How to stop a Temporal Cron Job
A Temporal Cron Job does not stop spawning Runs until it has been Terminated or until the Workflow Execution Timeout is reached.
A Cancellation Request affects only the current Run.
Use the Workflow Id in any requests to Cancel or Terminate.
What is a Start Delay?
Start Delay determines the amount of time to wait before initiating a Workflow Execution.
This is useful if you have a Workflow you want to schedule out in the future, but only want it to execute once: in comparison to reoccurring Workflows using Schedules.

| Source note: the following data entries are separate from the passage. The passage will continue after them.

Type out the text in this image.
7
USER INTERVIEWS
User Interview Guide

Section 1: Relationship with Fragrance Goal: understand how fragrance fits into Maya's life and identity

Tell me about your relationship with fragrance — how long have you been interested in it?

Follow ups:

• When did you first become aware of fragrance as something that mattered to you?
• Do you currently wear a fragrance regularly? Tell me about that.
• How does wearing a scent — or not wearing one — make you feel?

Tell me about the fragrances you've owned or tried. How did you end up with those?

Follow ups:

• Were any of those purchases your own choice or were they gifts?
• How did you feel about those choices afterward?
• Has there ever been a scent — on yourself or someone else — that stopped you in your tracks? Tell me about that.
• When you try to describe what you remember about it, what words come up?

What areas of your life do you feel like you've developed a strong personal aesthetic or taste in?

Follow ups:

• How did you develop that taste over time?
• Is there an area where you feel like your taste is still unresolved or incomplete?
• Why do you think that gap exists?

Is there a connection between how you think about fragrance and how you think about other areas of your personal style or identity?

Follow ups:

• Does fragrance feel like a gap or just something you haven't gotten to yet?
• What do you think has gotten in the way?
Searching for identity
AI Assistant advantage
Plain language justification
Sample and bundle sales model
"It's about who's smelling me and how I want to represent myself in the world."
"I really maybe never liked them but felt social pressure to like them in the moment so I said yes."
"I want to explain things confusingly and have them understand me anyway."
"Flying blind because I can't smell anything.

If the Workflow receives a Signal-With-Start during the delay, it dispatches a Workflow Task and the remaining delay is bypassed. If the Workflow receives a Signal during the delay that is not a Signal-With-Start, the Signal does not interrupt the delay, and the Workflow continues to be delayed until the delay expires or a Signal-With-Start is received.
You can delay the dispatch of the initial Workflow Execution by setting this option in the Workflow Options field of the SDK of your choice.
What is a State Transition?
A State Transition is a unit of progress made by a Workflow Execution. Each State Transition is recorded in a persistence store.
Some operations, such as Activity Heartbeats, require only one or two State Transitions each. With an Activity Heartbeat, there are two: the Activity Heartbeat and a Timer.
Most operations require multiple State Transitions.
For example, a simple Workflow with two sequential Activity Tasks (and no retries) produces 11 State Transitions: two for Workflow start, four for each Activity, and one for Workflow completion.